> The frontend decoder hasn't been a frequent bottleneck in Intel cores for a lo...

psykotic · on Dec 20, 2020

Of course a fixed-length ISA has an inherent advantage for parallel decoding efficiency. The question is whether that is a decisive advantage in M1's impressive performance. After Intel refined their decoder and uop cache, you virtually never see that part of the frontend as a bottleneck when doing microarchitectural profiling. That's been true since Sandy Bridge but even more so since Skylake.

All the legacy junk in x86 is obviously a pain for Intel to support. Any blank-slate ISA is going to have an advantage there.

twic · on Dec 20, 2020

Presumably the importance of decode bandwidth depends on what you're decoding.

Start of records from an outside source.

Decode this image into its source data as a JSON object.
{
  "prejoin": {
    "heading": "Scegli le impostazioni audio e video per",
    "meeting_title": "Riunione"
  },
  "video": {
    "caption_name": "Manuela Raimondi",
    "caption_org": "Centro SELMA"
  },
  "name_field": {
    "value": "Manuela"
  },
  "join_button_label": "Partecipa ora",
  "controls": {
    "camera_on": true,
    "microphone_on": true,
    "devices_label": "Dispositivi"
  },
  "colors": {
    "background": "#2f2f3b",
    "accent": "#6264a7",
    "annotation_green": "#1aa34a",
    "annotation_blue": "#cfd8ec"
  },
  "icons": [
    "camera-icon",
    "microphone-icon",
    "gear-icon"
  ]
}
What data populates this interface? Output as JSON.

Most classic computationally intensive work (video encoding, science, but also benchmarks) spends its time in fairly tight loops or small kernels, running over large data. uop caches make decode bandwidth irrelevant here.

But general usage of a machine sees the instruction pointer wander all over the place (particularly if you have multiple tabs of JavaScript open). More decode bandwidth means more performance here.

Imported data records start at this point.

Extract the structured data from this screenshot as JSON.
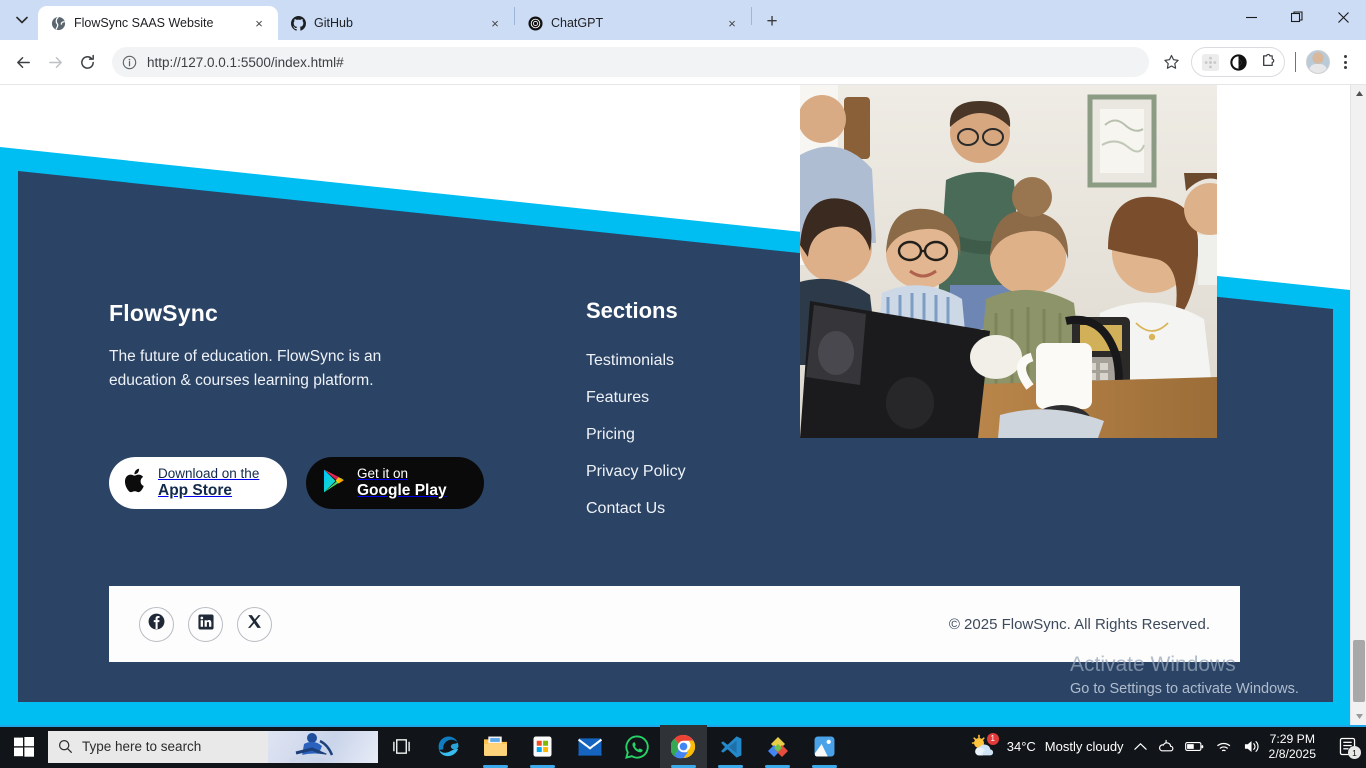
{
  "browser": {
    "tabs": [
      {
        "title": "FlowSync SAAS Website",
        "favicon": "globe-icon",
        "active": true,
        "close": "×"
      },
      {
        "title": "GitHub",
        "favicon": "github-icon",
        "active": false,
        "close": "×"
      },
      {
        "title": "ChatGPT",
        "favicon": "openai-icon",
        "active": false,
        "close": "×"
      }
    ],
    "new_tab_label": "+",
    "window_controls": {
      "minimize": "—",
      "maximize": "❐",
      "close": "✕"
    },
    "toolbar": {
      "back": "←",
      "forward": "→",
      "reload": "↻",
      "url": "http://127.0.0.1:5500/index.html#",
      "site_info": "info-icon",
      "bookmark": "star-icon",
      "extensions": "puzzle-icon",
      "profile": "avatar",
      "menu": "kebab-menu-icon"
    }
  },
  "page": {
    "brand": "FlowSync",
    "tagline": "The future of education. FlowSync is an education & courses learning platform.",
    "store_buttons": [
      {
        "id": "app-store",
        "icon": "apple-icon",
        "top": "Download on the",
        "bottom": "App Store"
      },
      {
        "id": "google-play",
        "icon": "google-play-icon",
        "top": "Get it on",
        "bottom": "Google Play"
      }
    ],
    "sections": {
      "title": "Sections",
      "links": [
        "Testimonials",
        "Features",
        "Pricing",
        "Privacy Policy",
        "Contact Us"
      ]
    },
    "socials": [
      {
        "id": "facebook",
        "icon": "facebook-icon"
      },
      {
        "id": "linkedin",
        "icon": "linkedin-icon"
      },
      {
        "id": "x-twitter",
        "icon": "x-twitter-icon"
      }
    ],
    "copyright": "© 2025 FlowSync. All Rights Reserved.",
    "colors": {
      "navy": "#2b4365",
      "cyan": "#00bdf2",
      "white": "#ffffff",
      "dark": "#0a0a0a"
    }
  },
  "watermark": {
    "line1": "Activate Windows",
    "line2": "Go to Settings to activate Windows."
  },
  "taskbar": {
    "start": "windows-icon",
    "search_placeholder": "Type here to search",
    "apps": [
      {
        "id": "task-view",
        "icon": "task-view-icon"
      },
      {
        "id": "edge",
        "icon": "edge-icon"
      },
      {
        "id": "file-explorer",
        "icon": "folder-icon"
      },
      {
        "id": "microsoft-store",
        "icon": "store-icon"
      },
      {
        "id": "mail",
        "icon": "mail-icon"
      },
      {
        "id": "whatsapp",
        "icon": "whatsapp-icon"
      },
      {
        "id": "chrome",
        "icon": "chrome-icon"
      },
      {
        "id": "vscode",
        "icon": "vscode-icon"
      },
      {
        "id": "photoshop-ai",
        "icon": "diamond-icon"
      },
      {
        "id": "photos",
        "icon": "photos-icon"
      }
    ],
    "weather": {
      "temp": "34°C",
      "condition": "Mostly cloudy",
      "icon": "sun-cloud-icon",
      "badge": "1"
    },
    "tray": [
      "chevron-up-icon",
      "onedrive-icon",
      "battery-icon",
      "wifi-icon",
      "volume-icon"
    ],
    "clock": {
      "time": "7:29 PM",
      "date": "2/8/2025"
    },
    "notification_badge": "1"
  }
}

Are compilers are an an example of a heavy workload with a large hot code size? It would be interesting to compare the M1's advantage in compiling to its advantage in, say, video encoding.

Symmetry · on Dec 20, 2020

It doesn't take exponential power. My understanding is that the basic approach for instructions without boundary tagging in L1I$ is to start decoding every byte in the stream in parallel, discard the ones that don't make sense, and then later propagate boundary to boundary across the length of the fetch window. Sort of similar to how a carry-bypass adder works. This is expensive but not that expensive compared to other structures.

But it does mean that x86 designs tend to carefully balance the size of the decoders to other structures to make sure they're not the binding constraint too often. With ARM the approach seems to be more to make the front end 50% bigger than you think you need to be sure it's never a problem and refill the front end buffers more quickly after a mispredict.

psykotic · on Dec 21, 2020

Yeah, the algorithm for parallel decoding you outlined scales linearly in area and power with respect to the speculative look-ahead depth. This is true even if you speculate on more than the per-byte "boundary or not boundary" condition. A parallel-prefix circuit for processing a DFA with m states where you speculate on all m possible initial states for each of n bytes "only" consumes O(m n) power. [1] In absolute terms this is obviously still a problem as you crank up m or n, but the scaling is certainly not exponential. You do see local exponential scaling if the state space is large enough (think of minimax search in chess) but for these decoding problems the state space is tiny and you don't even need to speculate over all possible states (e.g. you're not going to decode all possible combinations of 4 instructions per cycle, only certain prefixes, etc).

[1] The Hillis-Steele paper on data-parallel algorithms from 1986 describes this algorithm for parallel lexing.

FullyFunctional · on Dec 21, 2020

You are right it's x^2 not 2^x. However it's bit worse still because the area grows too which either hurts your timing (longer distances) or forces more stages (power, yet more area, and mispredict penalty).

It simply isn't practically scalable much beyond where we are; if it were, you can be sure Intel would have scaled it instead of using µOP caches.

psykotic · on Dec 21, 2020

The power scales linearly, not quadratically with the amount of look-ahead. The "m" is the number of states you're speculating on which doesn't grow with look-ahead length. In the case where you're just speculating on whether an instruction starts at a given byte offset, you would have m = 2.

I don't think anyone is saying they could scale up the decoder "for free". If they had a fixed-length ISA, I'm sure they would have increased the decoder width sooner (and using different techniques) since with high-end out-of-order cores you're always looking for cheap ways to over-provision your pipeline even if it only helps on some workloads some of the time. Their current use of the uop cache tells us that they consider it the most economical trade-off at that point in the design space (where the decoder can output up to 4 instructions and the uop cache can output up to 6 instructions); you can't infer that they've hit an impassable brick-wall with instruction decoding.

amelius · on Dec 20, 2020

In any case, it would be relatively simple for intel/amd engineers to evaluate the effect of different parameters using their quantitative analysis tools which include an emulation environment. I don't think it makes much sense to speculate here about these parameters.